Group B Streptococcus (GBS) is the leading cause of bacterial infections in utero and can cause preterm birth, fetal injury, stillbirth and infections in newborns. The mechanisms by which GBS causes these outcomes are largely unknown. We have previously reported that purified GBS pigment toxin causes hemolysis and cytolysis of certain immune cells such as mast cells and neutrophils, which contributes to disease. Previous studies have demonstrated GBS-induced dendritic cell (DC) death by pyroptosis, but little is known about whether this effect is mediated by the GBS pigment toxin.
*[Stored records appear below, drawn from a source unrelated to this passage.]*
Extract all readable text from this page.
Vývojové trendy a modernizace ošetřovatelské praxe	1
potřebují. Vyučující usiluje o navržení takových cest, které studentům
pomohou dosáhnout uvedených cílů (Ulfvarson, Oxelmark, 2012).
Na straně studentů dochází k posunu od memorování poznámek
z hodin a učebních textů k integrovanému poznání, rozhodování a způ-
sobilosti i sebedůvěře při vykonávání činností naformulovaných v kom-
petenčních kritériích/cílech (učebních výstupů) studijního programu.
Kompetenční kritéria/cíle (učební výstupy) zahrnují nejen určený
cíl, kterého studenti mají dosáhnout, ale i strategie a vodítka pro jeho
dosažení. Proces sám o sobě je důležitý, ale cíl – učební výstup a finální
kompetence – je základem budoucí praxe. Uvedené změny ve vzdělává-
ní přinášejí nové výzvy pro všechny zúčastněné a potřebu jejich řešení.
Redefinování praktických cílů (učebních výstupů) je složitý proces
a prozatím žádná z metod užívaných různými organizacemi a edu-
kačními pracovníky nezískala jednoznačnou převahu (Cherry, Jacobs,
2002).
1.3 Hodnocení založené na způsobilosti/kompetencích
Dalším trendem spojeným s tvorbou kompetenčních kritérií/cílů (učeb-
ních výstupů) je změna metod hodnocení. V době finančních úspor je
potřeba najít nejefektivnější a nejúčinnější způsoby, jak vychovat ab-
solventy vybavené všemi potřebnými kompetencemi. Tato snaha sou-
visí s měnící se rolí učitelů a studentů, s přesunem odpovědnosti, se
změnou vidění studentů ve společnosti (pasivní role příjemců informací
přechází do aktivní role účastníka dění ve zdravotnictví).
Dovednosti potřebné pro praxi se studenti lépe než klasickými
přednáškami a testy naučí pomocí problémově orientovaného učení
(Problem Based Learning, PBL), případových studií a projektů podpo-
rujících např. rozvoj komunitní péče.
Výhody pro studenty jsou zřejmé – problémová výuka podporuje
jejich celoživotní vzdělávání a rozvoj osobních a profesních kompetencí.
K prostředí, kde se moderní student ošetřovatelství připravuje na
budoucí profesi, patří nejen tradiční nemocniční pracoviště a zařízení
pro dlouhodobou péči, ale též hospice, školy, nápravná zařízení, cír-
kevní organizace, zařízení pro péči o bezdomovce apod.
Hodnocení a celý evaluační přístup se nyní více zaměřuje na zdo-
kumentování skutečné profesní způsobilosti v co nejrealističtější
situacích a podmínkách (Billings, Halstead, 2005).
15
DC are professional antigen presenting cells (APC) which provide a crucial link between the innate and adaptive immune systems and ensure that adequate immune responses are initiated in response to foreign antigen. Their role is especially important in maintaining healthy pregnancy.
Here, we show that GBS infection in vitro induced death in murine bone marrow-derived DC in a pigment toxin-dependent manner, as evidenced by lactate dehydrogenase (LDH) and IL-1b release. When phagocytosis was blocked by cytochalasin, DC death increased. Interestingly, stimulation of DC with purified pigment toxin in the absence of bacteria led to propidium iodide (PI) but not annexin V uptake or LDH or IL-1β release. It is possible that this discrepancy is due to DC plasma membrane repair, therefore allowing DC to resist pigment-mediated lysis. Further studies will investigate the impact of pigment toxin-induced DC death on GBS pathogenesis, as well as roles of caspase-1 and cell death signaling pathways in this process.